Christopher Lafferty was born in Houston, Texas where he lived for 19 years. Throughout his Elementary school years, he was placed into Gifted and Talented classrooms to further engage curiosity in learning. As he grew, this helped him to accumulate knowledge which led to an interest in wanting to go to college. Later he would attend Houston Community College with no clear direction, only to take core classes while he figured out what he wanted to do with his life. While at HCC he completed his Associate of Science, which sparked his interest in engineering topics i.e., physics, thermodynamics, and diffusion, etc. After careful considerations of colleges, he chose to leave his home to live in the land of Enchantment. He obtained his B.S in chemical engineering from New Mexico Tech in May of 2021 after concluding his undergraduate research for Dr. Sanchuri Chowdhury. Upon the discovery that New Mexico Tech offers an accelerated M.S. degree program, Chris took full advantage of the opportunity and is now currently working towards a Master’s of Science in Materials Engineering. Due to an interest in computational studies, he was able to begin computational research for Dr. Chelsey Hargather immediately following his undergrad graduation.

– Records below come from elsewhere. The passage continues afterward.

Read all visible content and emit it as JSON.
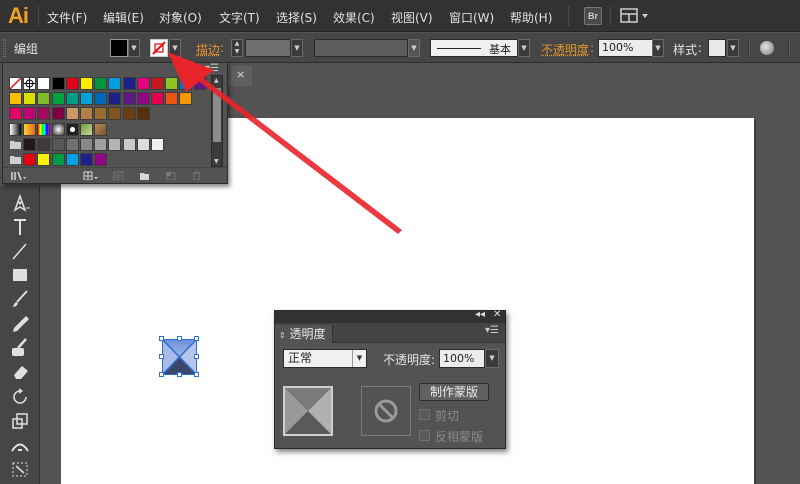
{
  "app": {
    "logo": "Ai"
  },
  "menubar": {
    "items": [
      "文件(F)",
      "编辑(E)",
      "对象(O)",
      "文字(T)",
      "选择(S)",
      "效果(C)",
      "视图(V)",
      "窗口(W)",
      "帮助(H)"
    ],
    "bridge_label": "Br"
  },
  "controlbar": {
    "selection_type": "编组",
    "stroke_label": "描边",
    "stroke_profile": "基本",
    "opacity_label": "不透明度",
    "opacity_value": "100%",
    "style_label": "样式"
  },
  "swatches": {
    "rows": [
      [
        "special-none",
        "special-reg",
        "#ffffff",
        "#000000",
        "#e2001a",
        "#ffec00",
        "#00963f",
        "#009ee0",
        "#1d2088",
        "#e4007f",
        "#c8161d",
        "#8fc31f",
        "#0075c2",
        "#601986"
      ],
      [
        "#fabe00",
        "#dce000",
        "#7dbd2a",
        "#00a23c",
        "#009d86",
        "#00a2d8",
        "#0068b7",
        "#1d2087",
        "#5f1985",
        "#920783",
        "#e5004f",
        "#ea5514",
        "#f39800"
      ],
      [
        "#e60065",
        "#c40076",
        "#a40b5d",
        "#7e0044",
        "#cc9966",
        "#b48144",
        "#9c6b30",
        "#825420",
        "#6b3f10",
        "#57300a"
      ],
      [
        "grad-wb",
        "grad-or",
        "grad-rainbow",
        "grad-bw2",
        "pat-dots",
        "pat-leaf",
        "pat-wood"
      ],
      [
        "folder",
        "#231815",
        "#3e3a39",
        "#595757",
        "#727171",
        "#898989",
        "#9fa0a0",
        "#b5b5b6",
        "#c9caca",
        "#dcdddd",
        "#efefef"
      ],
      [
        "folder",
        "#e60012",
        "#fff100",
        "#009944",
        "#00a0e9",
        "#1d2088",
        "#920783"
      ]
    ]
  },
  "tab": {
    "close": "×"
  },
  "transparency": {
    "title": "透明度",
    "blend_mode": "正常",
    "opacity_label": "不透明度",
    "opacity_value": "100%",
    "make_mask": "制作蒙版",
    "clip": "剪切",
    "invert": "反相蒙版"
  }
}
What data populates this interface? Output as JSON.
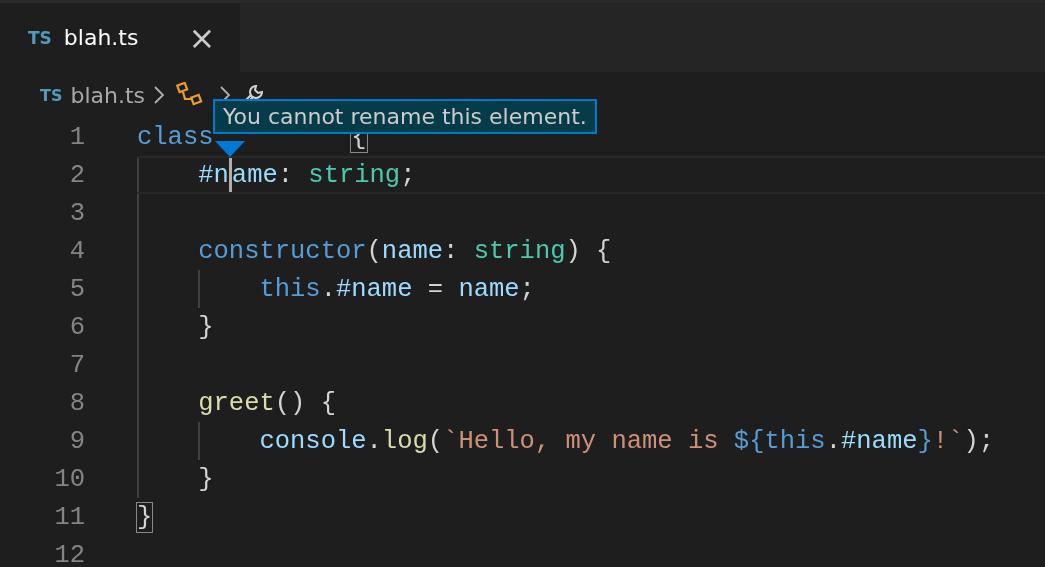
{
  "tabs": [
    {
      "icon_label": "TS",
      "label": "blah.ts",
      "close": "×",
      "selected": true
    }
  ],
  "breadcrumbs": [
    {
      "kind": "file",
      "icon_label": "TS",
      "label": "blah.ts"
    },
    {
      "kind": "class"
    },
    {
      "kind": "property"
    }
  ],
  "tooltip": {
    "text": "You cannot rename this element."
  },
  "lines": [
    {
      "number": "1",
      "tokens": [
        {
          "text": "class",
          "kind": "keyword"
        },
        {
          "text": "         {",
          "kind": "punct",
          "match": true
        }
      ]
    },
    {
      "number": "2",
      "current": true,
      "tokens": [
        {
          "text": "    #n",
          "kind": "property",
          "caret": true
        },
        {
          "text": "ame",
          "kind": "property"
        },
        {
          "text": ": ",
          "kind": "punct"
        },
        {
          "text": "string",
          "kind": "type"
        },
        {
          "text": ";",
          "kind": "punct"
        }
      ]
    },
    {
      "number": "3"
    },
    {
      "number": "4",
      "tokens": [
        {
          "text": "    constructor",
          "kind": "keyword"
        },
        {
          "text": "(",
          "kind": "punct"
        },
        {
          "text": "name",
          "kind": "property"
        },
        {
          "text": ": ",
          "kind": "punct"
        },
        {
          "text": "string",
          "kind": "type"
        },
        {
          "text": ") {",
          "kind": "punct"
        }
      ]
    },
    {
      "number": "5",
      "tokens": [
        {
          "text": "        this",
          "kind": "keyword"
        },
        {
          "text": ".",
          "kind": "punct"
        },
        {
          "text": "#name",
          "kind": "property"
        },
        {
          "text": " = ",
          "kind": "punct"
        },
        {
          "text": "name",
          "kind": "property"
        },
        {
          "text": ";",
          "kind": "punct"
        }
      ]
    },
    {
      "number": "6",
      "tokens": [
        {
          "text": "    }",
          "kind": "punct"
        }
      ]
    },
    {
      "number": "7"
    },
    {
      "number": "8",
      "tokens": [
        {
          "text": "    greet",
          "kind": "function"
        },
        {
          "text": "() {",
          "kind": "punct"
        }
      ]
    },
    {
      "number": "9",
      "tokens": [
        {
          "text": "        console",
          "kind": "property"
        },
        {
          "text": ".",
          "kind": "punct"
        },
        {
          "text": "log",
          "kind": "function"
        },
        {
          "text": "(",
          "kind": "punct"
        },
        {
          "text": "`Hello, my name is ",
          "kind": "string"
        },
        {
          "text": "${",
          "kind": "keyword"
        },
        {
          "text": "this",
          "kind": "keyword"
        },
        {
          "text": ".",
          "kind": "punct"
        },
        {
          "text": "#name",
          "kind": "property"
        },
        {
          "text": "}",
          "kind": "keyword"
        },
        {
          "text": "!`",
          "kind": "string"
        },
        {
          "text": ");",
          "kind": "punct"
        }
      ]
    },
    {
      "number": "10",
      "tokens": [
        {
          "text": "    }",
          "kind": "punct"
        }
      ]
    },
    {
      "number": "11",
      "tokens": [
        {
          "text": "}",
          "kind": "punct",
          "match": true
        }
      ]
    },
    {
      "number": "12"
    }
  ]
}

Chris’ work involves the study of High Entropy Alloys (HEAs) which are a single solid phase alloy which includes five or more metals with near equal composition. HEAs are potential candidates for high performing engineering material due to their unique combination of properties. His work centers around the diffusion and creep behavior of HEAs that has been chosen for him to study. Creep is a permanent, time-dependent deformation that is caused from high stress environments. Diffusion has been shown to be an important contributor to secondary creep behavior. Density functional theory (DFT) allows for the analysis of the structural energy for various HEA atom configurations. Special quazirandom structures are used with first principle-based calculations which implements the Schrodinger equation to solve for the ground state energy of the system. This process calculates the activation energy for the diffusion within the CrCoFeNiMn system he works with. To finish his work, he will be exploring the relationship between creep activation energy and diffusion activation energy.
The figures included shows a ternary and a quinary system made up of equal amounts of each atom. By analyzing the ternary systems that makeup the quinary system, the overall ground state energy can be found. To finish his work, he will be exploring the relationship between creep activation energy and diffusion activation energy.